Bewegung schützt vor dem natürlichen Abbau der Muskelmasse und dient der Erhaltung der Kraft bis ins hohe Alter. Netter Nebeneffekt: Muskeln benötigen mehr Energie als Fett, ein muskulöser Körper verbrennt im Umkehrschluss also auch im Ruhezustand mehr Fett.

Moderate Trainingseinheiten härten ab, stärken die Abwehrkräfte und können langfristig diversen Krankheiten vorbeugen. Versucht neben diesen kleinen, alltäglichen Bewegungsritualen, 3-4 Mal in der Woche richtig ins Schwitzen zu kommen.

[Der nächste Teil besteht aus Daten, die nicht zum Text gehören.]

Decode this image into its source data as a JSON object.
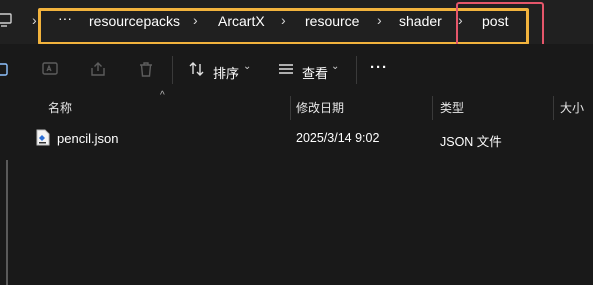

Am besten ist dazu eine Mischung aus Kraft und Ausdauer. Wenn man einen sehr vollen und durchstrukturierten Alltag habt, hilft ein Plan! Organisiert die Woche und blockt bewusst Zeiten zum Trainieren – Sport ist so wichtig! Fehlt einem die Motivation, alleine zu trainieren, trainiert gemeinsam mit Freunden.

Macht kleine Schritte und erwartet nicht zu schnell zu viel von euch selbst. So eine Verhaltensumstellung geht nicht von heut auf morgen und man wird immer wieder Rückschläge erleben. Lasst euch davon nicht entmutigen. Findet einen Sport, der zu euch passt und Abwechslung bietet. Setzt euch nicht unter Druck, sonst verliert ihr zu schnell den Spaß an der Sache.

Nutzt Bewegung als Ventil, um Frust, Enttäuschung oder Langeweile abzubauen. Denkt an all die positiven Veränderungen, die regelmäßige Bewegung auf euch haben wird. Sport ist so wichtig und ihr habt nur einen Körper – wartet nicht aufs neue Jahr, einen neuen Monat oder nächsten Montag. Legt sofort los und tut etwas für euch – ihr werdet es nicht bereuen!